If nothing else, this catastrophe has made us more human. We have become more thoughtful and more generous.
Thoughtful and generous about how we respond to the needs of those around us. This humaneness is in the many individuals that are raising money to feed families that have been left with no source of living and cannot afford the very basic of needs such as food, it is in the many ordinary Kenyans reaching into their pockets to share the little they have with their worse off neighbours.
It is also in the Kenyans on various social media platforms that are fundraising to assist strangers, people they have never met but are in dire need.
There is a WhatsApp group I am in where members recently fundraised for one of us that had rent arrears from April in a mere 45 seconds.
Everyone understood that times are hard, and so they generously chipped in to ensure that this family had a roof over their head.
This situation has given us no option than to remain strong in the shame and embarrassment that comes with being unable to provide for our families. To ask for help when we have no idea where the next meal will come from.
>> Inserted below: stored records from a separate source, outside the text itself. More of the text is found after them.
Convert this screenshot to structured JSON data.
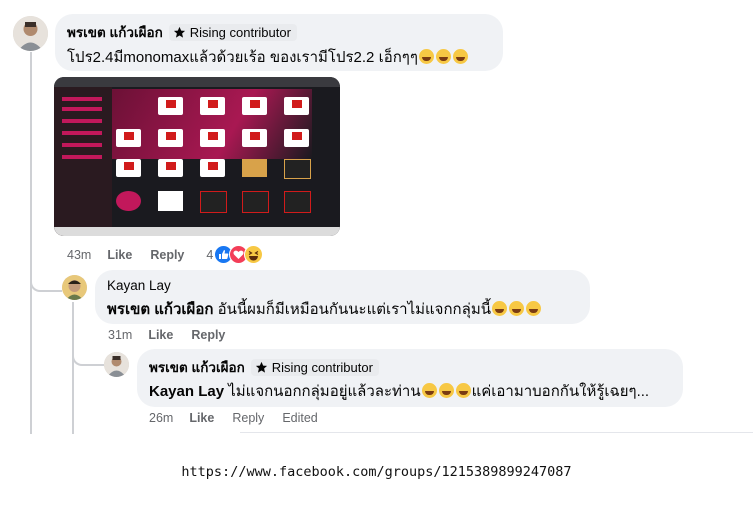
{
  "comment1": {
    "author": "พรเขต แก้วเผือก",
    "badge": "Rising contributor",
    "text": "โปร2.4มีmonomaxแล้วด้วยเร้อ ของเรามีโปร2.2 เอ็กๆๆ",
    "emoji_count": 3,
    "time": "43m",
    "like": "Like",
    "reply": "Reply",
    "reaction_count": "4",
    "reactions": [
      "like-reaction-icon",
      "love-reaction-icon",
      "haha-reaction-icon"
    ]
  },
  "comment2": {
    "author": "Kayan Lay",
    "mention": "พรเขต แก้วเผือก",
    "text": " อันนี้ผมก็มีเหมือนกันนะแต่เราไม่แจกกลุ่มนี้",
    "emoji_count": 3,
    "time": "31m",
    "like": "Like",
    "reply": "Reply"
  },
  "comment3": {
    "author": "พรเขต แก้วเผือก",
    "badge": "Rising contributor",
    "mention": "Kayan Lay",
    "text_before": " ไม่แจกนอกกลุ่มอยู่แล้วละท่าน",
    "text_after": "แค่เอามาบอกกันให้รู้เฉยๆ...",
    "emoji_count": 3,
    "time": "26m",
    "like": "Like",
    "reply": "Reply",
    "edited": "Edited"
  },
  "url": "https://www.facebook.com/groups/1215389899247087",
  "colors": {
    "bubble": "#f0f2f5",
    "meta": "#65676b",
    "like_blue": "#1877f2",
    "love_red": "#f33e58",
    "haha_yellow": "#f7c844"
  }
}
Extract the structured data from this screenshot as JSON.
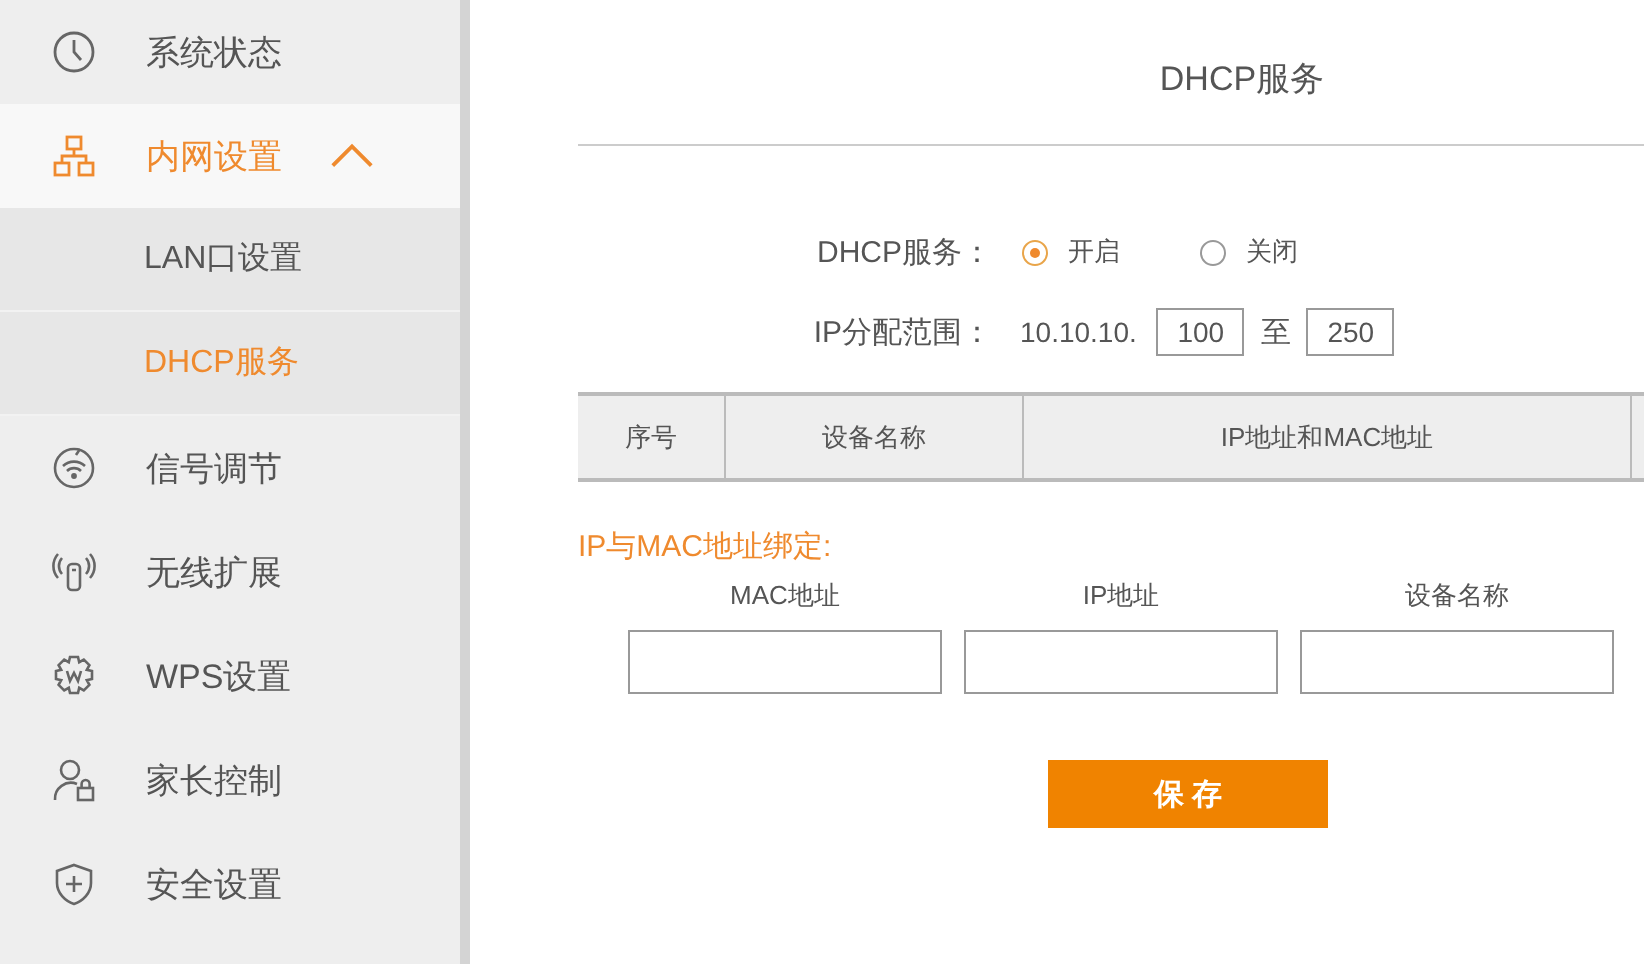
{
  "sidebar": {
    "items": [
      {
        "label": "系统状态",
        "selected": false
      },
      {
        "label": "内网设置",
        "selected": true,
        "expanded": true,
        "children": [
          {
            "label": "LAN口设置",
            "selected": false
          },
          {
            "label": "DHCP服务",
            "selected": true
          }
        ]
      },
      {
        "label": "信号调节",
        "selected": false
      },
      {
        "label": "无线扩展",
        "selected": false
      },
      {
        "label": "WPS设置",
        "selected": false
      },
      {
        "label": "家长控制",
        "selected": false
      },
      {
        "label": "安全设置",
        "selected": false
      }
    ]
  },
  "page_title": "DHCP服务",
  "dhcp_service": {
    "label": "DHCP服务：",
    "options": [
      {
        "label": "开启",
        "selected": true
      },
      {
        "label": "关闭",
        "selected": false
      }
    ]
  },
  "ip_range": {
    "label": "IP分配范围：",
    "prefix": "10.10.10.",
    "start": "100",
    "separator": "至",
    "end": "250"
  },
  "table": {
    "columns": [
      "序号",
      "设备名称",
      "IP地址和MAC地址"
    ]
  },
  "binding": {
    "title": "IP与MAC地址绑定:",
    "fields": [
      {
        "label": "MAC地址"
      },
      {
        "label": "IP地址"
      },
      {
        "label": "设备名称"
      }
    ]
  },
  "save_button": "保 存"
}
It has humbled businesses too. Before Covid-19, businesses owners were careful to present a prosperity front even when they were floundering in the water, for the sake of their varied stakeholders, hoping to recover in the next quarter.
The economy has however taken a nosedive, and with it revenue in the face of this disruptive virus, and no organisation is pretending to be doing well.
Many have laid off their employees, administered pay cuts sent their workers on unpaid leave, while those that are worse off have shut down their businesses. Yes, this worldwide adversity has humbled each one and everyone of us.